Professor Manajemen dan Inovasi IMD serta Kepala Center for Future Readiness IMD Howard Yu menyampaikan, meski Nvidia sempat gagal dengan cip pertama mereka, hingga beralih dari bisnis konsol gim ke Graphics Processing Unit (GPU), tapi pertaruhan investasi Nvidia di AI benar-benar terbayar.

"Sekarang ini Nvidia menjadi salah satu perusahaan paling bernilai di dunia, bahkan kapitalisasi pasarnya telah melampaui Microsoft dan Apple," papar Howard Yu melalui keterangan resminya yang kami terima pada Jumat (29/11/2024).

Investasi Nvidia di AI pertama kali dilakukan ketika melakukan peluncuran Compute Unified Device Architecture (CUDA) pada 2006 silam. CUDA sendiri merupakan seperangkat alat untuk pemrograman untuk mengakselerasi kemampuan komputasi GPU.

Inisiatif tersebut lantas membuka pintu Nvidia untuk bereksperimen dalam pembelajaran mesin (machine learning) dan komputasi ilmiah (science computing). Nvidia kemudian mempertaruhkan investasi lebih dari US$10 miliar ketika mengembangkan CUDA.

Baca Juga: Indonesia Tolak Tawaran Investasi Apple Sebesar Rp1,58 Triliun

Saat ini, GPU Nvidia menjadi instrumen penting untuk melatih model kecerdasan buatan, yang mana membuat perusahaan itu berada di pusat revolusi kecerdasan buatan.

Di sisi lain, Meta juga tengah gencar berinvestasi dan mengintegrasikan AI dalam operasional bisnisnya. Pemanfaatan kecerdasan buatan membuat Meta berhasil meningkatkan efektivitas bisnis iklan dan algoritma konten untuk meningkatkan interaksi pengguna pada berbagai platform media sosial miliknya.
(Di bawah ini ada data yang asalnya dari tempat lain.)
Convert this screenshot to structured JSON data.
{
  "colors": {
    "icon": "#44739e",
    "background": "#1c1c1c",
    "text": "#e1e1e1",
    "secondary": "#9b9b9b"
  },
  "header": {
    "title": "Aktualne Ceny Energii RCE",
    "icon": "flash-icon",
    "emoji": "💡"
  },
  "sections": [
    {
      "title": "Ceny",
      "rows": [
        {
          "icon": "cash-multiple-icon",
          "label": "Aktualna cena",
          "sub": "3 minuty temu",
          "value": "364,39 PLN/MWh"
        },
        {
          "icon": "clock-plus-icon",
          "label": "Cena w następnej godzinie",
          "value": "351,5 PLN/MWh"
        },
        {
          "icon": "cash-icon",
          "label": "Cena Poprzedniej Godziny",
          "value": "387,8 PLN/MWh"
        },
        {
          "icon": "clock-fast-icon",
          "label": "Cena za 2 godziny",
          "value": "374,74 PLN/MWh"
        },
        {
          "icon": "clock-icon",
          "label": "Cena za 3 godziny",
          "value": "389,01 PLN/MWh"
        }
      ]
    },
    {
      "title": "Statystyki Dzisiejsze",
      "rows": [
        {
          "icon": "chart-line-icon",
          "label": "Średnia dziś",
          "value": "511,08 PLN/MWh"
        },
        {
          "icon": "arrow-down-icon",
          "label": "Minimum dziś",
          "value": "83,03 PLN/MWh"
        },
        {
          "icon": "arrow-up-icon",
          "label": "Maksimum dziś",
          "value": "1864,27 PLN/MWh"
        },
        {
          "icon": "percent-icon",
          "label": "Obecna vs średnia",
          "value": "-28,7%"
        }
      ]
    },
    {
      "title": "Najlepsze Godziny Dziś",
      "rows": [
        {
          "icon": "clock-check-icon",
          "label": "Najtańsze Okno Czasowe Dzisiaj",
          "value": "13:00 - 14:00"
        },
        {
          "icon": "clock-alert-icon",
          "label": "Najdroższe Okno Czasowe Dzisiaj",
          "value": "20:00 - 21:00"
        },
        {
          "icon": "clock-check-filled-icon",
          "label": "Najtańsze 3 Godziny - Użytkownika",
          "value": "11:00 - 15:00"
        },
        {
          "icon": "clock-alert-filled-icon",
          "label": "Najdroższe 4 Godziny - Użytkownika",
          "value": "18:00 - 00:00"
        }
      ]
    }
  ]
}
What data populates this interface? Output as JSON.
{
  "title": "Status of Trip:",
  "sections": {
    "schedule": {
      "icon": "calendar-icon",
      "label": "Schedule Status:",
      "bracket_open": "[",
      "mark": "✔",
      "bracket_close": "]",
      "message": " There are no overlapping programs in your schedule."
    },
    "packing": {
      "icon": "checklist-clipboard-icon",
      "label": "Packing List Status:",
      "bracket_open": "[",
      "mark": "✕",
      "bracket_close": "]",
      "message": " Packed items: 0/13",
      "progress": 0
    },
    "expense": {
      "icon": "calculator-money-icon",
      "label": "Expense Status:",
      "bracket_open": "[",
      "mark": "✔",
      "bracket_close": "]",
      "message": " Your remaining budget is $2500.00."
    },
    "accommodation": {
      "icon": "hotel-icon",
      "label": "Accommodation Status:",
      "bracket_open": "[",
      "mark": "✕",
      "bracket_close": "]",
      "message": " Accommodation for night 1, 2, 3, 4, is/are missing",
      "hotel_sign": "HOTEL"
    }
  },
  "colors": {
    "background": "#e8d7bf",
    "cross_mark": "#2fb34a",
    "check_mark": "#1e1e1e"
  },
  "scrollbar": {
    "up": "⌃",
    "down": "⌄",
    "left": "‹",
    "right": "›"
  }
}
Imbasnya, Meta berhasil menyeimbangkan arus kas positif di angka 28 persen meski dibebani oleh pengeluaran investasi besar-besaran mereka untuk AI.
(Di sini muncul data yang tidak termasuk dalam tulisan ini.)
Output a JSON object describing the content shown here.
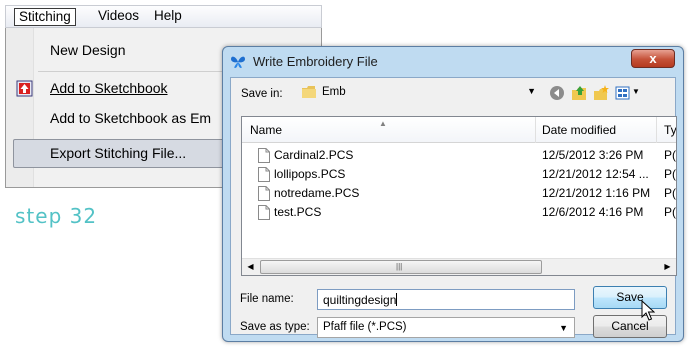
{
  "menubar": {
    "items": [
      {
        "label": "Stitching"
      },
      {
        "label": "Videos"
      },
      {
        "label": "Help"
      }
    ]
  },
  "menu": {
    "new_design": "New Design",
    "add_sketchbook": "Add to Sketchbook",
    "add_sketchbook_as": "Add to Sketchbook as Em",
    "export": "Export Stitching File..."
  },
  "caption": "step 32",
  "dialog": {
    "title": "Write Embroidery File",
    "close_label": "x",
    "save_in_label": "Save in:",
    "save_in_value": "Emb",
    "columns": {
      "name": "Name",
      "date": "Date modified",
      "type": "Ty"
    },
    "files": [
      {
        "name": "Cardinal2.PCS",
        "date": "12/5/2012 3:26 PM",
        "type": "P("
      },
      {
        "name": "lollipops.PCS",
        "date": "12/21/2012 12:54 ...",
        "type": "P("
      },
      {
        "name": "notredame.PCS",
        "date": "12/21/2012 1:16 PM",
        "type": "P("
      },
      {
        "name": "test.PCS",
        "date": "12/6/2012 4:16 PM",
        "type": "P("
      }
    ],
    "file_name_label": "File name:",
    "file_name_value": "quiltingdesign",
    "save_type_label": "Save as type:",
    "save_type_value": "Pfaff file (*.PCS)",
    "save_button": "Save",
    "cancel_button": "Cancel"
  },
  "colors": {
    "caption": "#53c2c6",
    "dialog_frame": "#bfdbf1",
    "close_button": "#c55138"
  },
  "icons": [
    "sketchbook-icon",
    "butterfly-icon",
    "folder-icon",
    "back-icon",
    "up-folder-icon",
    "new-folder-icon",
    "views-icon",
    "file-icon",
    "mouse-cursor-icon"
  ]
}
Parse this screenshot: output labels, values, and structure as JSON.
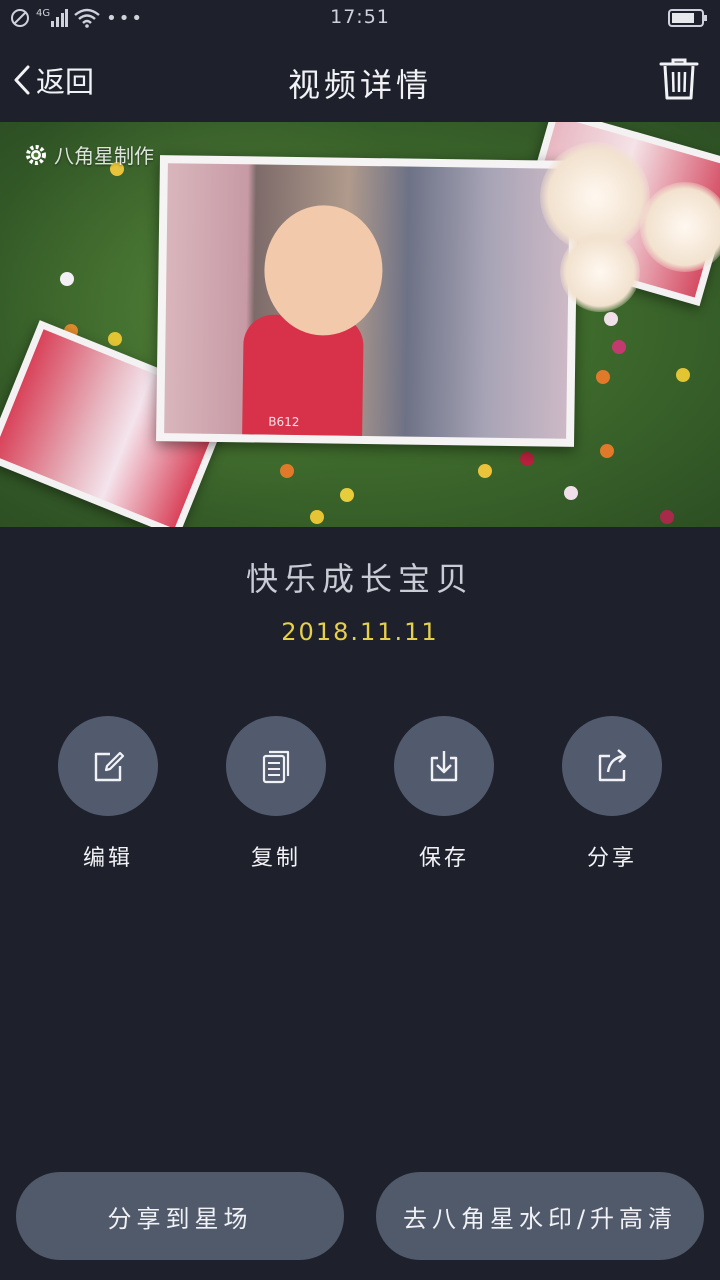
{
  "status_bar": {
    "time": "17:51",
    "network": "4G",
    "dots": "•••",
    "icons": [
      "no-disturb-icon",
      "signal-icon",
      "wifi-icon",
      "battery-icon"
    ]
  },
  "header": {
    "back_label": "返回",
    "title": "视频详情",
    "delete_icon": "trash-icon"
  },
  "preview": {
    "watermark": "八角星制作",
    "photo_tag": "B612"
  },
  "video": {
    "title": "快乐成长宝贝",
    "date": "2018.11.11"
  },
  "actions": [
    {
      "label": "编辑",
      "icon": "edit-icon"
    },
    {
      "label": "复制",
      "icon": "copy-icon"
    },
    {
      "label": "保存",
      "icon": "save-icon"
    },
    {
      "label": "分享",
      "icon": "share-icon"
    }
  ],
  "bottom": {
    "share_square_label": "分享到星场",
    "watermark_hd_label": "去八角星水印/升高清"
  },
  "colors": {
    "background": "#1e212c",
    "button": "#525b6e",
    "date": "#e6cf4a"
  }
}
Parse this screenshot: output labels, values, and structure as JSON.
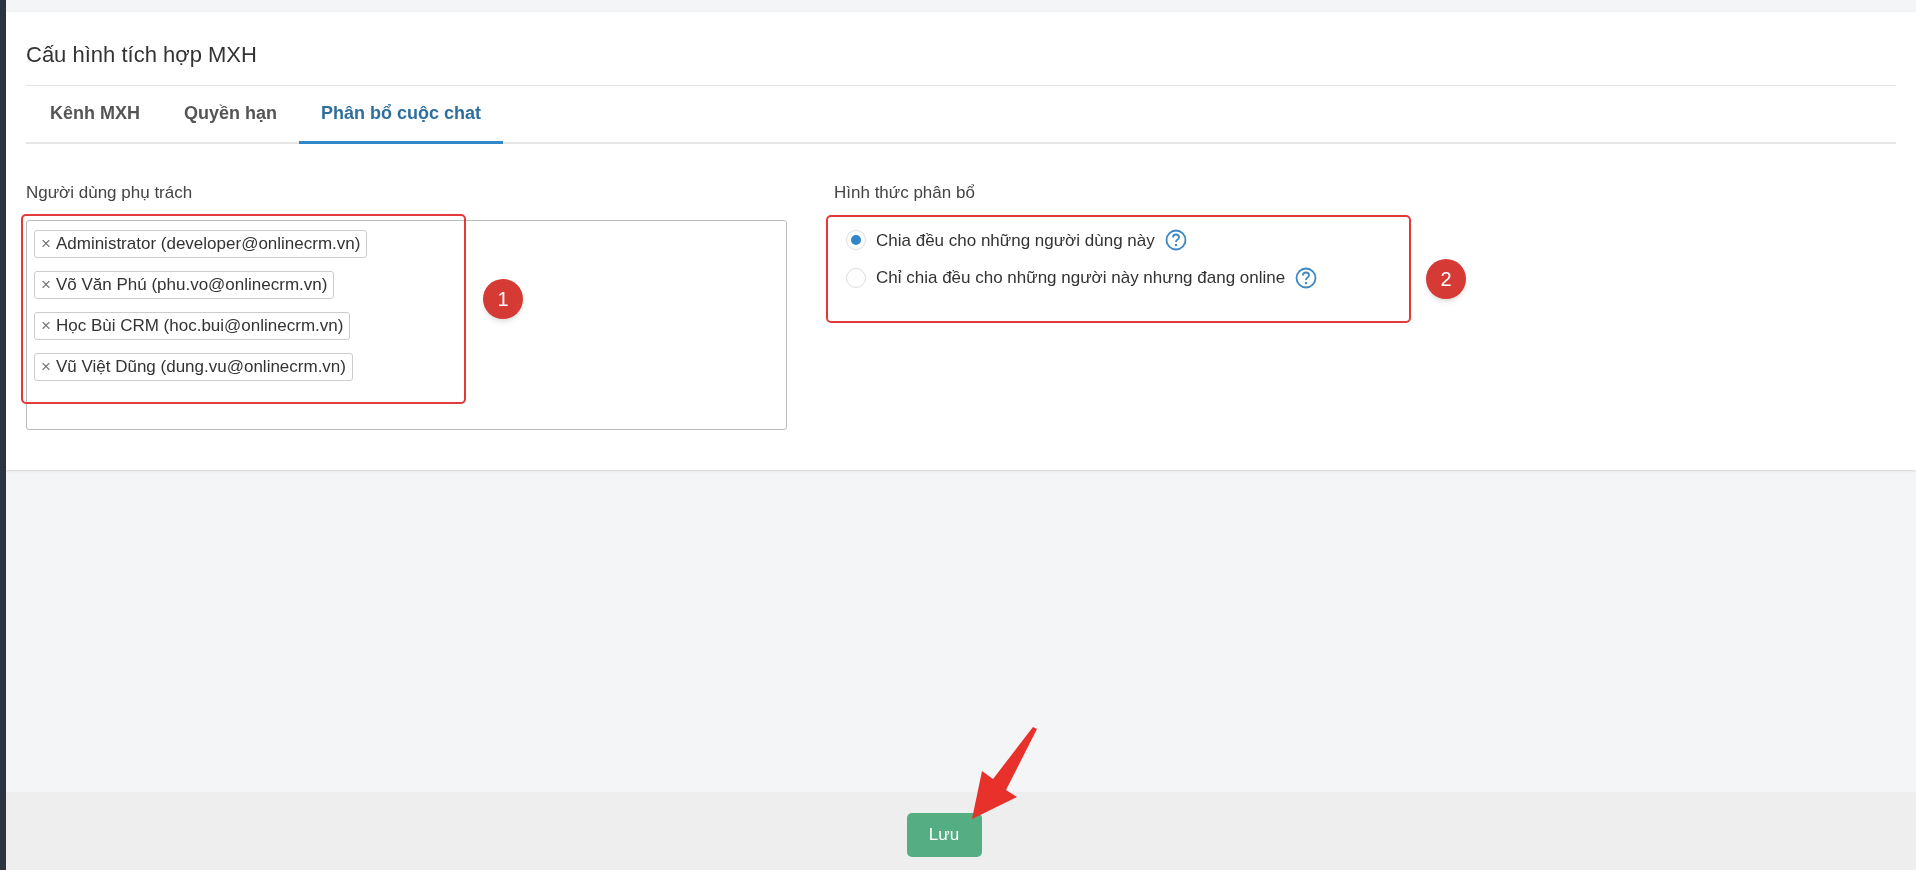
{
  "page": {
    "title": "Cấu hình tích hợp MXH"
  },
  "tabs": [
    {
      "label": "Kênh MXH",
      "selected": false
    },
    {
      "label": "Quyền hạn",
      "selected": false
    },
    {
      "label": "Phân bổ cuộc chat",
      "selected": true
    }
  ],
  "assigned_users": {
    "label": "Người dùng phụ trách",
    "tags": [
      {
        "remove": "×",
        "text": "Administrator (developer@onlinecrm.vn)"
      },
      {
        "remove": "×",
        "text": "Võ Văn Phú (phu.vo@onlinecrm.vn)"
      },
      {
        "remove": "×",
        "text": "Học Bùi CRM (hoc.bui@onlinecrm.vn)"
      },
      {
        "remove": "×",
        "text": "Vũ Việt Dũng (dung.vu@onlinecrm.vn)"
      }
    ]
  },
  "distribution": {
    "label": "Hình thức phân bổ",
    "options": [
      {
        "label": "Chia đều cho những người dùng này",
        "selected": true
      },
      {
        "label": "Chỉ chia đều cho những người này nhưng đang online",
        "selected": false
      }
    ]
  },
  "annotations": [
    {
      "label": "1"
    },
    {
      "label": "2"
    }
  ],
  "footer": {
    "save_button": "Lưu"
  }
}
Selain nama-nama perusahaan teknologi asal Amerika Serikat (AS), terdapat sejumlah nama perusahaan teknologi asal Asia yang juga masuk dalam daftar, seperti TSMC (12); Tencent (16), Samsung (20); Xiaomi (24); Alibaba (28); Baidu (29); Sony (32), Nintendo (39); hingga JD.com (40).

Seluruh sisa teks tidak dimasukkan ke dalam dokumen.